Antes da aventura nômade, Mari tinha emprego de carteira assinada em um hospital. Ela conta que passou por momentos “adoecedores” na instituição quando não teve resposta para o pedido de licença-maternidade quando Moana nasceu. Problemas como esse, fizeram com que o pedido de demissão fosse uma escolha para ela.
“Quando decidimos que íamos viajar, fiz um pedido de afastamento não remunerado, porque existe essa possibilidade, só que eles me negaram. Quando eles negaram, foi a deixa para eu me demitir, porque não me cabia mais naquele lugar. É um misto no sentido de que amo meu trabalho e sinto saudade disso, mas pensando na instituição não me arrependo”.

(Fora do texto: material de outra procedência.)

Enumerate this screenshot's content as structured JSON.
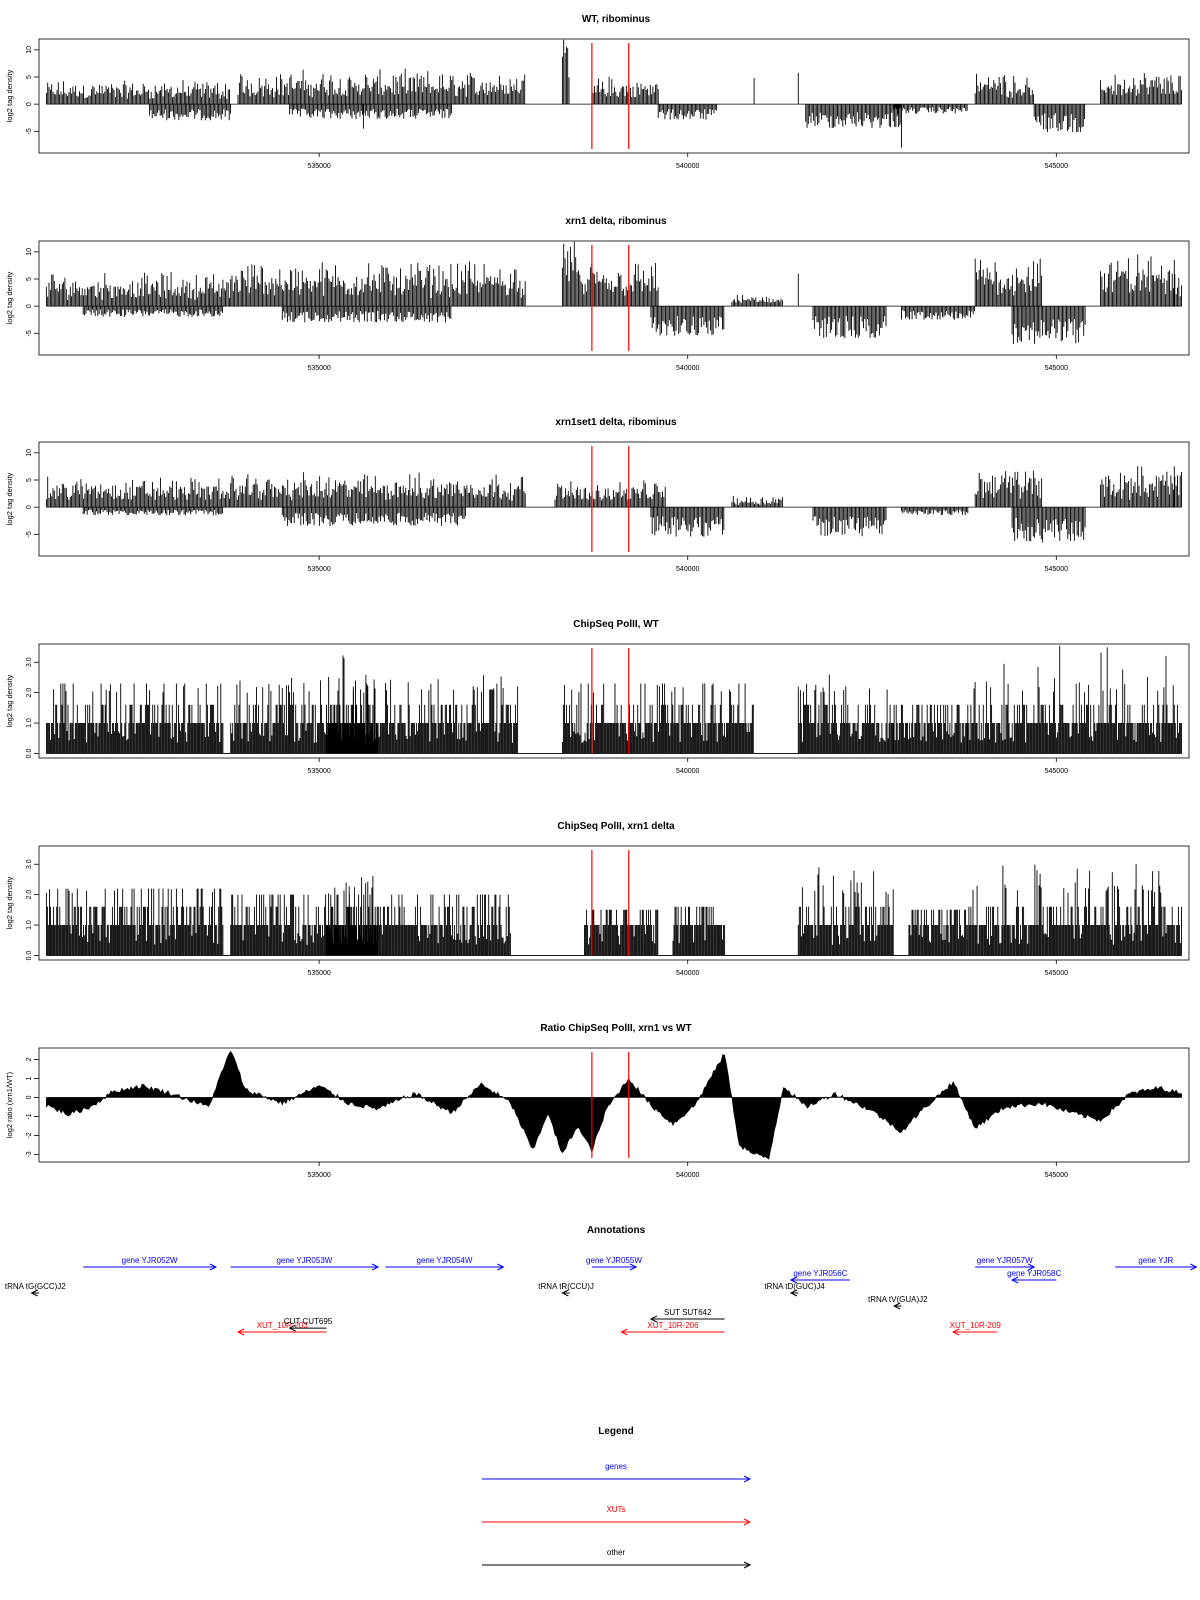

Pajero foi transformada em casa por Mari e Liz, com direito a espaço para dormir e cozinhar na estrada. (Foto: Arquivo pessoal)
Já Liz precisou se adaptar ao modelo de teletrabalho durante a pandemia da covid-19, enquanto estava grávida de Moana. Atualmente, ela segue os atendimentos dos pacientes dessa forma. Para Mari, o período de viagens é como um ano sabático.
“É como se eu tivesse tirando um ano sabático, em algum momento se a gente decidir morar de novo em algum lugar, vou rever isso. Por enquanto, acho que é válido para gente, para nossa família e para as crianças”, conta a enfermeira.
A chegada dos seguidores, parcerias e publicidades também foi uma mudança na rotina do casal, que tem buscado transformar o perfil em uma ferramenta de trabalho para custeio da viagem.
“Agora já conseguimos muita coisa no sentido da própria viagem, que às vezes não é dinheiro, mas é uma troca de divulgação por hospedagem, algo que vai aparecendo pelo caminho. Tem gerado já alguns retornos financeiros, bem pouco, mas significativo nesse momento”.
Liz conta que, mesmo a quilômetros de casa, ela e a esposa sempre encontram pessoas acolhedoras que possibilitam a criação de vínculos durante a viagem. Em Chapada dos Guimarães, por exemplo, receberam o carinho de seguidores que se tornaram amigos.
“Hoje estamos em uma hospedagem que foi uma seguidora que indicou, ela disse ‘é a cara de vocês’, mas a gente nunca tinha visto ela e ela acertou. Estamos amando. Acabamos de fazer um peixe em uma folha de bananeira com várias pessoas que seguiam a gente já. É uma bolha que vai se formando, vamos criando vínculos, é muito especial”.